Hu Xiaoyi, vice minister of Human Resources and Social Security, said the move is to widen the source of the pension fund. The dependency ratio is an age-population ratio of those in and outside the labor force. It is used to measure pressure on the productive population.
The ratio in China's underdeveloped areas is greater than in developed ones with the highest 0.7 and the lowest 0.11. That means one productive person has to support the pension for 0.7 dependent people on average in the country's most dependent areas.
The ratio now is, on average, 0.33 but is expected to increase to 0.77 by 2050 if the current retirement age of 60 were to continue.
According to Hu, China raised 2.53 billion yuan in pension income while spending 2.17 billion last year. "That does not mean we will always make ends meet. We must get ready for rainy days," Hu said.

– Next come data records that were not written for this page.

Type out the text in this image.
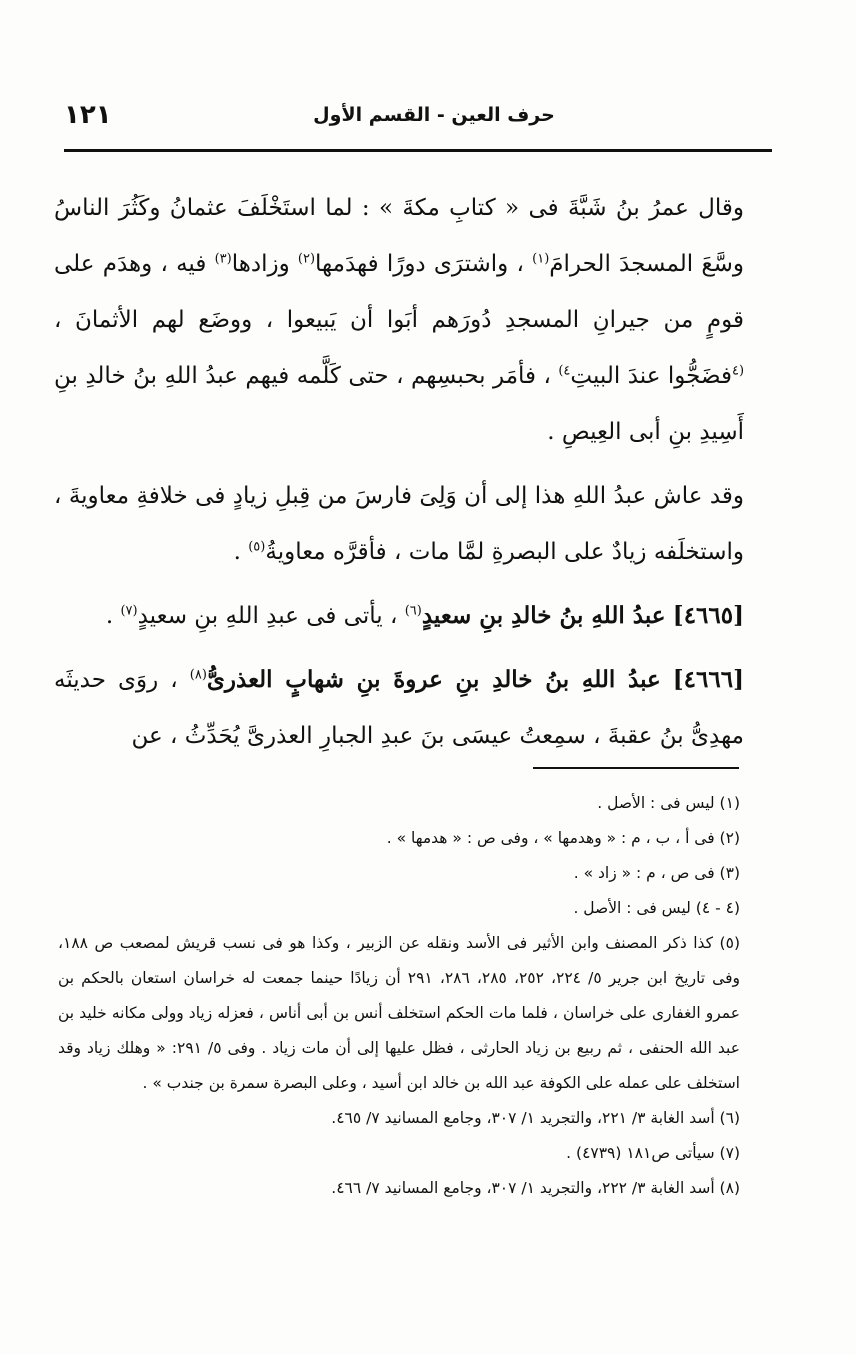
١٢١	حرف العين - القسم الأول

وقال عمرُ بنُ شَبَّةَ فى « كتابِ مكةَ » : لما استَخْلَفَ عثمانُ وكَثُرَ الناسُ وسَّعَ المسجدَ الحرامَ$^{(١)}$ ، واشترَى دورًا فهدَمها$^{(٢)}$ وزادها$^{(٣)}$ فيه ، وهدَم على قومٍ من جيرانِ المسجدِ دُورَهم أبَوا أن يَبيعوا ، ووضَع لهم الأثمانَ ، $^{(٤}$فضَجُّوا عندَ البيتِ$^{٤)}$ ، فأمَر بحبسِهم ، حتى كَلَّمه فيهم عبدُ اللهِ بنُ خالدِ بنِ أَسِيدِ بنِ أبى العِيصِ .

وقد عاش عبدُ اللهِ هذا إلى أن وَلِىَ فارسَ من قِبلِ زيادٍ فى خلافةِ معاويةَ ، واستخلَفه زيادٌ على البصرةِ لمَّا مات ، فأقرَّه معاويةُ$^{(٥)}$ .

[٤٦٦٥] عبدُ اللهِ بنُ خالدِ بنِ سعيدٍ$^{(٦)}$ ، يأتى فى عبدِ اللهِ بنِ سعيدٍ$^{(٧)}$ .

[٤٦٦٦] عبدُ اللهِ بنُ خالدِ بنِ عروةَ بنِ شهابٍ العذرىُّ$^{(٨)}$ ، روَى حديثَه مهدِىُّ بنُ عقبةَ ، سمِعتُ عيسَى بنَ عبدِ الجبارِ العذرىَّ يُحَدِّثُ ، عن

(١) ليس فى : الأصل .

(٢) فى أ ، ب ، م : « وهدمها » ، وفى ص : « هدمها » .

(٣) فى ص ، م : « زاد » .

(٤ - ٤) ليس فى : الأصل .

(٥) كذا ذكر المصنف وابن الأثير فى الأسد ونقله عن الزبير ، وكذا هو فى نسب قريش لمصعب ص ١٨٨، وفى تاريخ ابن جرير ٥/ ٢٢٤، ٢٥٢، ٢٨٥، ٢٨٦، ٢٩١ أن زيادًا حينما جمعت له خراسان استعان بالحكم بن عمرو الغفارى على خراسان ، فلما مات الحكم استخلف أنس بن أبى أناس ، فعزله زياد وولى مكانه خليد بن عبد الله الحنفى ، ثم ربيع بن زياد الحارثى ، فظل عليها إلى أن مات زياد . وفى ٥/ ٢٩١: « وهلك زياد وقد استخلف على عمله على الكوفة عبد الله بن خالد ابن أسيد ، وعلى البصرة سمرة بن جندب » .

(٦) أسد الغابة ٣/ ٢٢١، والتجريد ١/ ٣٠٧، وجامع المسانيد ٧/ ٤٦٥.

(٧) سيأتى ص١٨١ (٤٧٣٩) .

(٨) أسد الغابة ٣/ ٢٢٢، والتجريد ١/ ٣٠٧، وجامع المسانيد ٧/ ٤٦٦.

Statistics reveal 14.9 percent of China's population was aged above 60 in 2013, growing to 15.5 percent last year. By 2050, the number will surge to 38.6 percent.
According to Yin Weimin, minister of Human Resources and Social Security, the average age of 80 million pensioners retiring from enterprises in China is 54. The retirement age in some developed countries is between 65 and 67.
The ministry will submit the plan to the state council this year for adoption in 2022. It is not a single five-year extension but a long process.
"By 2022, a man born in 1962 will have to work for a few more months rather than retire," the minister said earlier.